Hiking into the Devil’s Range, M. and I came across Wicca Lake, which our otherwise authoritative hiking guide referred to merely as “a tiny lake on Drinnon Pass.” Wicca Lake? Devil’s Range? OK, that’s unfortunate, but the scenery is great: here is one professional photographer’s version.

It’s funny how the memory of how places got their names often vanishes rapidly, within a generation or two, unless they were named after famous people or obvious physical characteristics. I have asked one Canadian Wiccan with a wide geographical knowledge of B.C.’s mining districts if she knows, but so far, no response. I will post one if I get one; otherwise, if you have a solid answer, post a comment.

The Inner West is published

The Inner West: An Introduction to the Hidden Wisdom of the West is just out under Penguin’s Jeremy Tarcher imprint, with the publisher’s web page here.

The collection of 20 articles is drawn mostly from the back issues of Gnosis: A Journal of the Western Inner Traditions, whose founding editor, Jay Kinney, has edited this new collection. I look at it as a sort of “best of Gnosis,” with a focus on Neoplatonism, Hermeticism, and Gnosticism. Richard Smoley, the second editor of Gnosis and a fine writer on Western esoteric traditions, has several pieces in the collection.

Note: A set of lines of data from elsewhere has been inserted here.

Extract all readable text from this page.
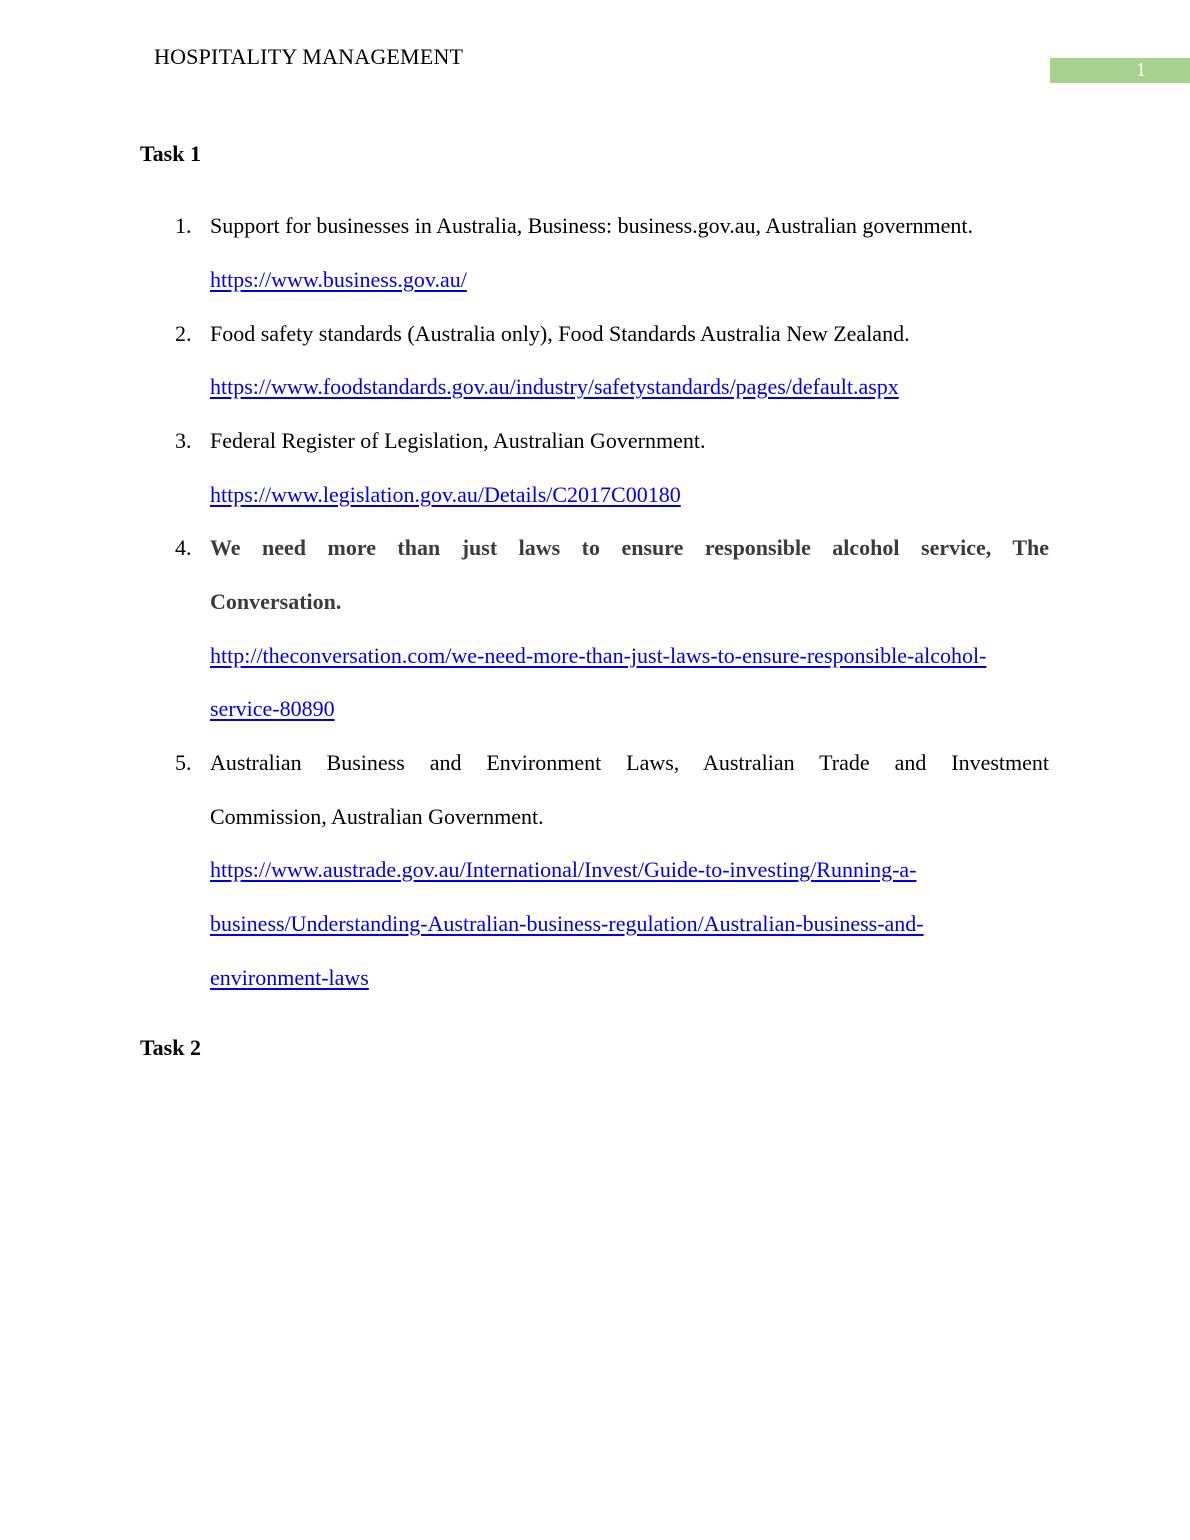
HOSPITALITY MANAGEMENT
1
Task 1
1. Support for businesses in Australia, Business: business.gov.au, Australian government.
https://www.business.gov.au/
2. Food safety standards (Australia only), Food Standards Australia New Zealand.
https://www.foodstandards.gov.au/industry/safetystandards/pages/default.aspx
3. Federal Register of Legislation, Australian Government.
https://www.legislation.gov.au/Details/C2017C00180
4. We need more than just laws to ensure responsible alcohol service, The
Conversation.
http://theconversation.com/we-need-more-than-just-laws-to-ensure-responsible-alcohol-
service-80890
5. Australian Business and Environment Laws, Australian Trade and Investment
Commission, Australian Government.
https://www.austrade.gov.au/International/Invest/Guide-to-investing/Running-a-
business/Understanding-Australian-business-regulation/Australian-business-and-
environment-laws
Task 2
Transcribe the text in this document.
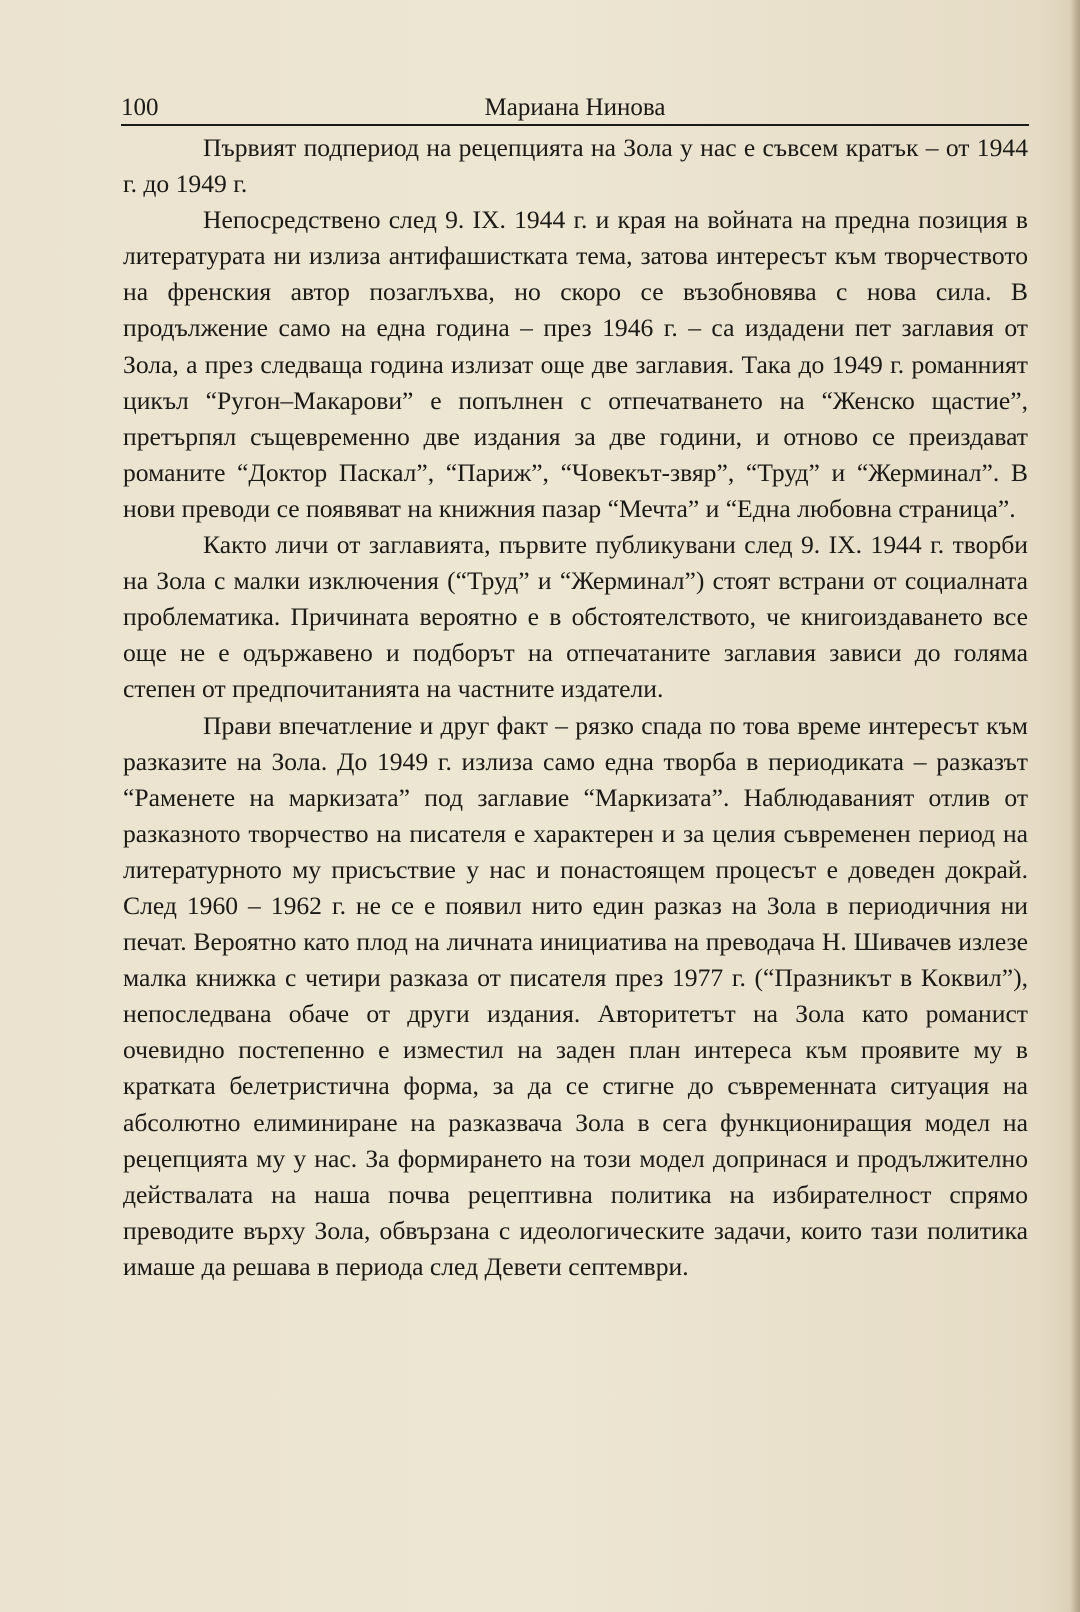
100	Мариана Нинова

Първият подпериод на рецепцията на Зола у нас е съвсем кратък – от 1944 г. до 1949 г.

Непосредствено след 9. IX. 1944 г. и края на войната на предна позиция в литературата ни излиза антифашистката тема, затова интересът към творчеството на френския автор позаглъхва, но скоро се възобновява с нова сила. В продължение само на една година – през 1946 г. – са издадени пет заглавия от Зола, а през следваща година излизат още две заглавия. Така до 1949 г. романният цикъл “Ругон–Макарови” е попълнен с отпечатването на “Женско щастие”, претърпял същевременно две издания за две години, и отново се преиздават романите “Доктор Паскал”, “Париж”, “Човекът-звяр”, “Труд” и “Жерминал”. В нови преводи се появяват на книжния пазар “Мечта” и “Една любовна страница”.

Както личи от заглавията, първите публикувани след 9. IX. 1944 г. творби на Зола с малки изключения (“Труд” и “Жерминал”) стоят встрани от социалната проблематика. Причината вероятно е в обстоятелството, че книгоиздаването все още не е одържавено и подборът на отпечатаните заглавия зависи до голяма степен от предпочитанията на частните издатели.

Прави впечатление и друг факт – рязко спада по това време интересът към разказите на Зола. До 1949 г. излиза само една творба в периодиката – разказът “Раменете на маркизата” под заглавие “Маркизата”. Наблюдаваният отлив от разказното творчество на писателя е характерен и за целия съвременен период на литературното му присъствие у нас и понастоящем процесът е доведен докрай. След 1960 – 1962 г. не се е появил нито един разказ на Зола в периодичния ни печат. Вероятно като плод на личната инициатива на преводача Н. Шивачев излезе малка книжка с четири разказа от писателя през 1977 г. (“Празникът в Кoквил”), непоследвана обаче от други издания. Авторитетът на Зола като романист очевидно постепенно е изместил на заден план интереса към проявите му в кратката белетристична форма, за да се стигне до съвременната ситуация на абсолютно елиминиране на разказвача Зола в сега функциониращия модел на рецепцията му у нас. За формирането на този модел допринася и продължително действалата на наша почва рецептивна политика на избирателност спрямо преводите върху Зола, обвързана с идеологическите задачи, които тази политика имаше да решава в периода след Девети септември.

A piece that I wrote about 1991 called “The Unexamined Tarot” is part of the collection; I think that it holds up pretty well after all these years. The collection also includes Judy Harrow’s “Explaining Wicca.”

Another short break from blogging

M. and I are leaving for our favorite small town in the We(s)t Kootenays of British Columbia, which offers bigger lakes, bigger trees, and different mountains than those we see every day. I hope to continue the editing of Her Hidden Children with a goal of finishing the re-write by mid-August.

Blogging should resume after 18 July.

The new issue of The Pomegranate: The International Journal of Pagan Studies is being mailed. Janet Joyce, managing director of Equinox Publishing, dropped off some copies when I was in Bath; otherwise, I would still be waiting to see it, thanks to some start-up glitches in the mailing process. It looks good! Now if we can just get the start-up bugs out of the distribution system. . .

Greek Pagans rile church

Followers of revived Greek Pagan (or Ethnic) religion are indeed able to gain more publicity, thanks to this summer’s Olympic Games in Greece.

On a green meadow at the foot of Mt Olympus, famous in mythical literature as the home of the Zeus and the Hellenic gods, a group of men and women stand dressed in togas in a circle, heads covered with wreaths of leaves, right hands held up as they repeat lines in Classical Greek.

A ritual of baptism has begun, at the end of which about a dozen members of the group will formally cast aside their old Christian beliefs and accept new Hellenic, pagan names.

Read entire article here.

Update: A couple of people have questioned the word “toga” in the article, rightly pointing out that togas were worn by upper-class Roman men, not by ancient Greeks. (A toga was the Roman equivalent of a man’s three-piece suit, you might say.) Not having seen photos, I cannot be sure, but I suspect that the reporter used “toga” ignorantly to mean “ancient garment.”